Spanien verzichtet auf Verfolgung
Prozess gegen argentinische Diktatur-Schergen geplatzt

Der in Spanien geplante Prozess gegen 40 wegen Völkermordes angeklagte Schergen der ehemaligen Militärdiktatur in Argentinien ist geplatzt. Die Regierung in Madrid lehnte es am Freitag ab, das dafür notwendige Auslieferungsgesuch zu stellen.

HB/dpa MADRID. Vizeregierungschef Mariano Rajoy erklärte, die Ex-Militärs könnten nach der Aufhebung der Amnestiegesetze in Argentinien vor einer Woche nun auch dort vor Gericht gestellt werden.

Vertreter der Diktatur-Opfer und die linke Opposition warfen Madrid vor, sich zum Komplizen der damaligen Menschenrechtsverletzungen in dem südamerikanischen Land zu machen. Während der Diktatur in Argentinien (1976-1983) sind Schätzungen zufolge bis zu 30 000 Menschen ermordet worden, darunter auch zahlreiche Spanier oder deren Nachfahren. Die meisten von ihnen verschwanden spurlos.

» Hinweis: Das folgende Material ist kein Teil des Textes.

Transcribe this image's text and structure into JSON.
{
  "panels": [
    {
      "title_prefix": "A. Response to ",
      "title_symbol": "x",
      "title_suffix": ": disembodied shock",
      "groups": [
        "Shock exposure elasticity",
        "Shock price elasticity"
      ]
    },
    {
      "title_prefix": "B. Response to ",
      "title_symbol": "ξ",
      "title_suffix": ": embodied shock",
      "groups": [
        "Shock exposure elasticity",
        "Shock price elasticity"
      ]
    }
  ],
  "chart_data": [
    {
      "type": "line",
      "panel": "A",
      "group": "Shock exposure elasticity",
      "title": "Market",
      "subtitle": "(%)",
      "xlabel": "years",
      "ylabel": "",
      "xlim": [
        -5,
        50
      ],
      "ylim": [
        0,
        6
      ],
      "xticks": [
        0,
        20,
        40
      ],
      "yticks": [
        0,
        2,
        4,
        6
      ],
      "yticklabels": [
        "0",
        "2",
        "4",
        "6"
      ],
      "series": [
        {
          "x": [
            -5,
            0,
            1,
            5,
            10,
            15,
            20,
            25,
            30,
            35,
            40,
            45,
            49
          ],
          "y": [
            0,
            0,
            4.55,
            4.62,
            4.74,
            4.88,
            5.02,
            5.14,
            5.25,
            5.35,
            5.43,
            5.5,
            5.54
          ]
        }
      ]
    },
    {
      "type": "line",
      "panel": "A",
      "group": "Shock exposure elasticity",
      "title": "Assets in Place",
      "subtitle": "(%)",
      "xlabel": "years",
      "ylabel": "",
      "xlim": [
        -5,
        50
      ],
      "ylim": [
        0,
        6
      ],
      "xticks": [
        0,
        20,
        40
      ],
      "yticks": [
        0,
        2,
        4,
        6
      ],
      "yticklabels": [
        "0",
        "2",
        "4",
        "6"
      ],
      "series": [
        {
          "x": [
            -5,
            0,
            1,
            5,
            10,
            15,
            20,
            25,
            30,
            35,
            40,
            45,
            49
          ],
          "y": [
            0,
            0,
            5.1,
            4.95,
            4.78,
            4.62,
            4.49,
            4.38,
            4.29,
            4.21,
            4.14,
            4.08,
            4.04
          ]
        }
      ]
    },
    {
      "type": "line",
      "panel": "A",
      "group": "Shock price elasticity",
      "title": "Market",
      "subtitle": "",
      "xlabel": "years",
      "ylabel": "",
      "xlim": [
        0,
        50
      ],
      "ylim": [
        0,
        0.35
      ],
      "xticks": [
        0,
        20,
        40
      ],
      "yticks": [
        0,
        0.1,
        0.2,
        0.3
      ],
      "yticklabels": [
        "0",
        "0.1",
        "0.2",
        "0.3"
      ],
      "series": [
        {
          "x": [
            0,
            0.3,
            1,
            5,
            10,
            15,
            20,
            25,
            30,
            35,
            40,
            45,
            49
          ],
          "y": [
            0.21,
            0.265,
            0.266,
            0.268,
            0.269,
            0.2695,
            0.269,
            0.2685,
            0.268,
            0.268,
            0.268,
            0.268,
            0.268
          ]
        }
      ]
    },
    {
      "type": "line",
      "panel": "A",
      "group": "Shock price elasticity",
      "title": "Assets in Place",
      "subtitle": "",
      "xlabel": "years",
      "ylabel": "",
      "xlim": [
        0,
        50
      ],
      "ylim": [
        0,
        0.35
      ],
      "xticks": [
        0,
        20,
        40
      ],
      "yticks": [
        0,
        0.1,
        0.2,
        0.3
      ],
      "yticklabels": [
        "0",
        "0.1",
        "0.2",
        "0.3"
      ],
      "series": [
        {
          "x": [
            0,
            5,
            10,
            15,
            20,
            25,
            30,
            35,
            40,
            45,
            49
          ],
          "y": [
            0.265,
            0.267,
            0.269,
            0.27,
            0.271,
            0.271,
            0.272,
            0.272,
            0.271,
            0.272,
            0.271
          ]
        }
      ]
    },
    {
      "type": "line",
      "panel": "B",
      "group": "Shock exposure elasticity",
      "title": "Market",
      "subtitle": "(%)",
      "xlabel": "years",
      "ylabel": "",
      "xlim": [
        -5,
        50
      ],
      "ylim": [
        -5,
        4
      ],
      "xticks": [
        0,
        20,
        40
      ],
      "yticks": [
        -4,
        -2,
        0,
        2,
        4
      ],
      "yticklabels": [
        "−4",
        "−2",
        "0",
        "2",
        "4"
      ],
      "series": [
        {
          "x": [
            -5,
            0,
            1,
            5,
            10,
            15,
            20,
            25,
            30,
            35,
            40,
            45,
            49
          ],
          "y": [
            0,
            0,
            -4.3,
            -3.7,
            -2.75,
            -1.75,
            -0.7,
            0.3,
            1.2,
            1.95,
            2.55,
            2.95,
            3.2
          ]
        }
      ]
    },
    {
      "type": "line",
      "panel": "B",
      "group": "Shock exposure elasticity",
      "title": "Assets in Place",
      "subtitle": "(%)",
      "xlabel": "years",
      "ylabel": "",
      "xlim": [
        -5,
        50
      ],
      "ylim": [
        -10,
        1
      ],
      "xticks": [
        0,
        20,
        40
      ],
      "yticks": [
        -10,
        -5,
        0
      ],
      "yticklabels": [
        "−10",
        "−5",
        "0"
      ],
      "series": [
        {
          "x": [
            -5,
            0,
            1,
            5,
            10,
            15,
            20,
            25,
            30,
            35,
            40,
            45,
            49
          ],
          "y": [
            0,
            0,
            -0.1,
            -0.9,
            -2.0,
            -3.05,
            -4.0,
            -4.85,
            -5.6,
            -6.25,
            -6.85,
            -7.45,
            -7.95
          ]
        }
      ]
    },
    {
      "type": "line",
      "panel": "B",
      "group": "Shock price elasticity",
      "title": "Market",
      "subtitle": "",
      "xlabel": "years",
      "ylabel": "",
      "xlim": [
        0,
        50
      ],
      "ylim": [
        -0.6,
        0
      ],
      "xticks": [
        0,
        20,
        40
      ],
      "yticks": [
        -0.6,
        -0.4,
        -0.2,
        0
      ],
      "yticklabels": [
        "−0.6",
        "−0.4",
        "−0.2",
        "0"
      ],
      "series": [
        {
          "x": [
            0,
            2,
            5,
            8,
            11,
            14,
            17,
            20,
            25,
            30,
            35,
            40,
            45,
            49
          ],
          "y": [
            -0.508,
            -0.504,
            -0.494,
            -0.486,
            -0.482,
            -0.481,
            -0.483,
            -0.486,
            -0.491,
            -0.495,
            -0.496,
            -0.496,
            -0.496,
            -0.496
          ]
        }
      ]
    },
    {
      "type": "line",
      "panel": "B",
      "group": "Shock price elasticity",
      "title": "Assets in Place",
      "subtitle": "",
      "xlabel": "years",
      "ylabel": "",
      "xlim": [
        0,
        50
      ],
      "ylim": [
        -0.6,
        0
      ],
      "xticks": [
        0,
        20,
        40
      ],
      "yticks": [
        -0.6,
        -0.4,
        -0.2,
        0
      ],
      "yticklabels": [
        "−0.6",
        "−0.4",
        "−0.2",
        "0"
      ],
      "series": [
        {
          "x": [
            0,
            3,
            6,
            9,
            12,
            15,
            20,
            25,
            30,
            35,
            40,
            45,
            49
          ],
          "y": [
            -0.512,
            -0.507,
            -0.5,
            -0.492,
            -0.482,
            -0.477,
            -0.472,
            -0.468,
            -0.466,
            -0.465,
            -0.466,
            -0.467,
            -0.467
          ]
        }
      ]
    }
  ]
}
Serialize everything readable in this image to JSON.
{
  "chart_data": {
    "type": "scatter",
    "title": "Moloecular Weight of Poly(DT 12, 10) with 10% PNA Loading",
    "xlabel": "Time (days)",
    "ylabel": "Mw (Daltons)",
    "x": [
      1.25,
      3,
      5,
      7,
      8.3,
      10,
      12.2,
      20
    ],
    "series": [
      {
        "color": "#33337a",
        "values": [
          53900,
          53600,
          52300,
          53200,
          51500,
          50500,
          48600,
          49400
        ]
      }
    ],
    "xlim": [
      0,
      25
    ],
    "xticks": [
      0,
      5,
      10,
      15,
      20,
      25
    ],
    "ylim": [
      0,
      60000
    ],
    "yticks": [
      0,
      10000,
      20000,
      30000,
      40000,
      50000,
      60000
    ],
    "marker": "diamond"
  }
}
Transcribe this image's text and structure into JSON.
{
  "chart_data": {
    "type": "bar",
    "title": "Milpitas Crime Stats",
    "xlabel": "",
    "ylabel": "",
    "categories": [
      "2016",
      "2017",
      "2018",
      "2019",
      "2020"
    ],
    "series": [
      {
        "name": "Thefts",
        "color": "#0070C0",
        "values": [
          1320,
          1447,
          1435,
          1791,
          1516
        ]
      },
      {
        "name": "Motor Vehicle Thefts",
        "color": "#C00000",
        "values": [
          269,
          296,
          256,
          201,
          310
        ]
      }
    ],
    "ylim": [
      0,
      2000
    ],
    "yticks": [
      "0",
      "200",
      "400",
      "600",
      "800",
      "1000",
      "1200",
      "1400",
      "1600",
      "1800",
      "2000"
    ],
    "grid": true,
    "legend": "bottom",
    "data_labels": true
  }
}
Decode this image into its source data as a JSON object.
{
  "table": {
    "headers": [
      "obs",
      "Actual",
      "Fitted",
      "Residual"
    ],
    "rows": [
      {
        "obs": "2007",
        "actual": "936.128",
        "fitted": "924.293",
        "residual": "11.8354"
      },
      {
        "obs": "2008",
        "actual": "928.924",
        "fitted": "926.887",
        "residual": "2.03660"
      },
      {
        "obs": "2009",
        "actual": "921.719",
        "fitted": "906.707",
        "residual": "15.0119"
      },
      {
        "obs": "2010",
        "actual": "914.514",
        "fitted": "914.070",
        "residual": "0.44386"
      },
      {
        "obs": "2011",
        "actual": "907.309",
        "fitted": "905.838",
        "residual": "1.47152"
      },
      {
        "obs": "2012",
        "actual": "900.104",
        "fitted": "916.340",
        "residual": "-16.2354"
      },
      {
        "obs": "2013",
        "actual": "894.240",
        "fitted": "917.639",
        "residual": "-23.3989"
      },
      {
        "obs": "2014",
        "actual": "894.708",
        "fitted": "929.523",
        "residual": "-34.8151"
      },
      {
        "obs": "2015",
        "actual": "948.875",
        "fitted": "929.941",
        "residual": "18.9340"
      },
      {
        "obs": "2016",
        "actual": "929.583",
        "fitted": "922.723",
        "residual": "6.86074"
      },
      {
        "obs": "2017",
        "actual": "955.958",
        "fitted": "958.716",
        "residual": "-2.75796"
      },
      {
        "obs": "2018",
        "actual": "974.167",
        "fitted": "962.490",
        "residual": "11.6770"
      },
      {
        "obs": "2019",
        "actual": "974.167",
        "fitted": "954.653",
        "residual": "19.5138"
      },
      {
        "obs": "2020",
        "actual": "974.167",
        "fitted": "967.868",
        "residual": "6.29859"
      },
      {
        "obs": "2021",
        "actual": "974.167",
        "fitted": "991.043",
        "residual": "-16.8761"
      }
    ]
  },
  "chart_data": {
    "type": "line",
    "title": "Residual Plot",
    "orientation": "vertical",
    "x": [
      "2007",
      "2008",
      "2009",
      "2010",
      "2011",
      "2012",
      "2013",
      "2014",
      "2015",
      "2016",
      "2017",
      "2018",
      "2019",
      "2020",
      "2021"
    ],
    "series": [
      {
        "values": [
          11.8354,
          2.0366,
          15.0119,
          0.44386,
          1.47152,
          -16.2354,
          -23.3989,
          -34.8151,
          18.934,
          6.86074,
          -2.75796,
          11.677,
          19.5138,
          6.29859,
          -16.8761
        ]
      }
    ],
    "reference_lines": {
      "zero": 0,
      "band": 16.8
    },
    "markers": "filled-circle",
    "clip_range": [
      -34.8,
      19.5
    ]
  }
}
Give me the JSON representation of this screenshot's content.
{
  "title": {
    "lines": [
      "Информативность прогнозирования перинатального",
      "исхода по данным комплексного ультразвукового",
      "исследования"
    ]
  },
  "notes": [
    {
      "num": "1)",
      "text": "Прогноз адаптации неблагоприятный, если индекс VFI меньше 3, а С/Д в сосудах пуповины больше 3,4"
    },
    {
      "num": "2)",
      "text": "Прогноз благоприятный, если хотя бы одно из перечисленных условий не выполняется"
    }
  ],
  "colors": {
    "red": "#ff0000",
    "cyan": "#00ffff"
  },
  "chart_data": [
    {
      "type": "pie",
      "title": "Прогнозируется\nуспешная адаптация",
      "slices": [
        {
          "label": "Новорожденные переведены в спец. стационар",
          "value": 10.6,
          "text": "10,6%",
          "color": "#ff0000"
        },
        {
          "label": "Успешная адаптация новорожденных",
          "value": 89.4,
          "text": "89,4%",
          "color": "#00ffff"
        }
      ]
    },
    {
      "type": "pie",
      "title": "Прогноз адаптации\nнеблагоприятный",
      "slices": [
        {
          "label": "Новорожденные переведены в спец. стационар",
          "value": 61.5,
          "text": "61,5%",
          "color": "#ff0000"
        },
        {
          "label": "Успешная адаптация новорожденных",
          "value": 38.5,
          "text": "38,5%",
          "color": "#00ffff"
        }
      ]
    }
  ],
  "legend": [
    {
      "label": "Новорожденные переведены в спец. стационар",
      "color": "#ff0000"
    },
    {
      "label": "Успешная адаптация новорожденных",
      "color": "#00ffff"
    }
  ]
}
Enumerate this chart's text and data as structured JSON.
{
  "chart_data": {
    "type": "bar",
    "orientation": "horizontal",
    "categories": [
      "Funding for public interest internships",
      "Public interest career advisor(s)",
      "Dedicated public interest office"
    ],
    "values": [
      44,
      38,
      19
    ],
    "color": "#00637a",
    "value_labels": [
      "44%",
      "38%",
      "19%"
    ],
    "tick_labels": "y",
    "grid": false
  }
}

Der spanische Ermittlungsrichter Baltasar Garzón wollte den 39 früheren Militärs und einem Zivilisten wegen Völkermordes, Terrorismus und Folter in Madrid den Prozess machen. Unter ihnen sind auch der frühere Diktator Jorge Rafael Videla und Ex-Junta-Mitglied Emilio Eduardo Massera. Auf Garzóns Betreiben waren die mutmaßlichen Folterer Ende Juli in Argentinien verhaftet worden. Die Frist, innerhalb derer die spanische Regierung das von ihm beantragte Auslieferungsersuchen in Buenos Aires hätte stellen müssen, läuft am kommenden Dienstag ab. Nach dem Verzicht Spaniens müssen die Festgenommenen nun freigelassen werden, bestätigte Bundesrichter Rodolfo Canicoba Corral in Buenos Aires.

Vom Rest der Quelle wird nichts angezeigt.